U.S. regulators appear divided on how fast and how far the federal government should move in governing new forms of electronic money.

U.S. regulators appear to be divided on how fast and how far the federal government should move in regulating new forms of electronic money on the Internet.

The officials worry that governmental actions to protect online consumers could thwart new business practices or the development of new technologies that could serve the same ends.

Among key regulatory agencies, the Federal Reserve Board counsels a slower approach. "I am especially concerned that we not attempt to impede unduly our newest innovation, electronic money, or more generally our increasingly broad electronic payments systems," Fed Chairman Alan Greenspan told a conference on electronic money and banking this week in Washington.

"Consumers and merchants, not governments, will ultimately determine what new products are successful in the marketplace," he said. "Government action can regard progress, but almost certainly cannot ensure it."

The Fed chairman's comments contrasted in nuance with the Clinton administration's Treasury Secretary Robert Rubin, whose department called the conference on government's role in electronic money.

"Let us put aside our ideological views with respect to regulation and take an intensely practical approach to finding the right balance so that we can minimize impediments to growth and at the same time meet [consumer protection and law enforcement] needs," Rubin said.

The consequences of what Washington decides could accelerate or retard how much commerce is conducted over electronic networks like the Internet, affecting the evolution of the potential market for financial services and transactions.

Robert Pitofsky, chairman of the Federal Trade Commission, argued that in early stages of new technologies, like the Internet, regulators should tread carefully. "We should be cautious about regulation, but current approaches to consumer protection and antitrust [issues] are sufficiently flexible and resilient to respond to these new challenges," he said.

The FTC chief suggested that new technology might protect consumers better than laws, mentioning encryption, digital signatures, online verification, and other authentication devices.

"The technology that is opening new markets and methods of marketing also has the potential of addressing some of these concerns," Pitofsky said. "Even without added legal protections, systems could be designed to make electronic money better protected than cash."

Citing historical examples, Greenspan repeated his oft-stated view that competition and markets, not regulation, best address financial issues.
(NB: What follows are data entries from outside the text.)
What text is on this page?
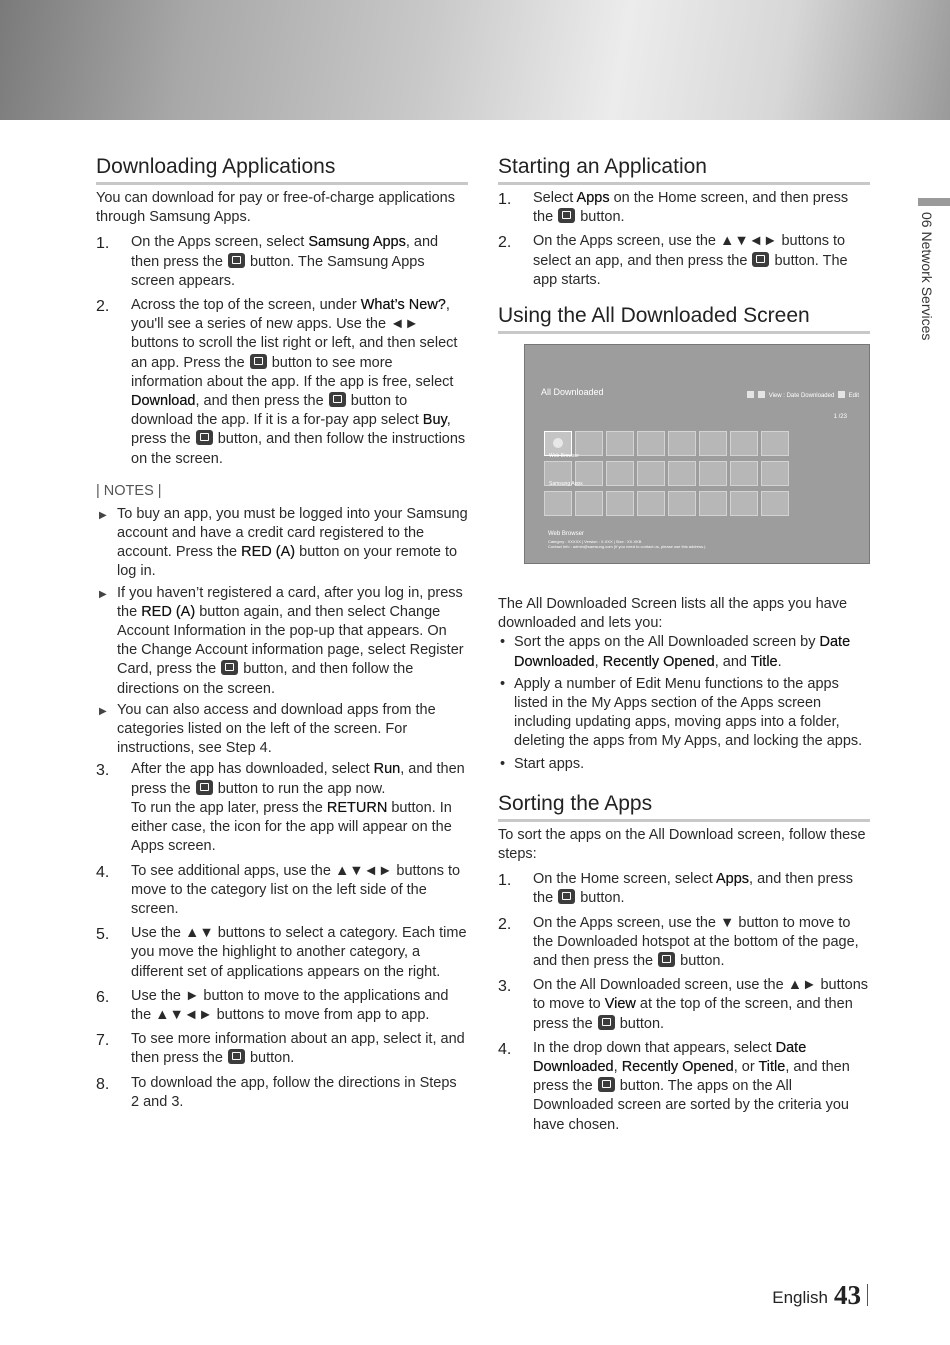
Downloading Applications

You can download for pay or free-of-charge applications through Samsung Apps.

1. On the Apps screen, select Samsung Apps, and then press the  button. The Samsung Apps screen appears.
2. Across the top of the screen, under What’s New?, you'll see a series of new apps. Use the ◄► buttons to scroll the list right or left, and then select an app. Press the  button to see more information about the app. If the app is free, select Download, and then press the  button to download the app. If it is a for-pay app select Buy, press the  button, and then follow the instructions on the screen.
| NOTES |
▶ To buy an app, you must be logged into your Samsung account and have a credit card registered to the account. Press the RED (A) button on your remote to log in.
▶ If you haven’t registered a card, after you log in, press the RED (A) button again, and then select Change Account Information in the pop-up that appears. On the Change Account information page, select Register Card, press the  button, and then follow the directions on the screen.
▶ You can also access and download apps from the categories listed on the left of the screen. For instructions, see Step 4.
3. After the app has downloaded, select Run, and then press the  button to run the app now.
To run the app later, press the RETURN button. In either case, the icon for the app will appear on the Apps screen.
4. To see additional apps, use the ▲▼◄► buttons to move to the category list on the left side of the screen.
5. Use the ▲▼ buttons to select a category. Each time you move the highlight to another category, a different set of applications appears on the right.
6. Use the ► button to move to the applications and the ▲▼◄► buttons to move from app to app.
7. To see more information about an app, select it, and then press the  button.
8. To download the app, follow the directions in Steps 2 and 3.
Starting an Application
1. Select Apps on the Home screen, and then press the  button.
2. On the Apps screen, use the ▲▼◄► buttons to select an app, and then press the  button. The app starts.
Using the All Downloaded Screen
All Downloaded	View : Date Downloaded Edit
1 /23
Web Browser
Samsung Apps
Web Browser
Category : XXXXX | Version : X.XXX | Size : XX.XKB
Contact Info : admin@samsung.com (If you need to contact us, please use this address.)

The All Downloaded Screen lists all the apps you have downloaded and lets you:

• Sort the apps on the All Downloaded screen by Date Downloaded, Recently Opened, and Title.
• Apply a number of Edit Menu functions to the apps listed in the My Apps section of the Apps screen including updating apps, moving apps into a folder, deleting the apps from My Apps, and locking the apps.
• Start apps.
Sorting the Apps

To sort the apps on the All Download screen, follow these steps:

1. On the Home screen, select Apps, and then press the  button.
2. On the Apps screen, use the ▼ button to move to the Downloaded hotspot at the bottom of the page, and then press the  button.
3. On the All Downloaded screen, use the ▲► buttons to move to View at the top of the screen, and then press the  button.
4. In the drop down that appears, select Date Downloaded, Recently Opened, or Title, and then press the  button. The apps on the All Downloaded screen are sorted by the criteria you have chosen.
06 Network Services
English 43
"Government regulation is an add-on that tries to identify presumed market failures and accordingly substitute official rules to fill in the gaps," said the head of the Fed, who downplayed how quickly electronic money is likely to spread. "Government's regulatory role must increasingly assure that effective risk management systems are in place in the private sector."

Both Pitofsky and Rubin endorsed a government role in making sure the benefits of using electronic money reach disadvantaged people. "Electronic money should increase, rather than decrease, access to financial services and mainstream economy for those in the inner cities or poor rural areas," Rubin said.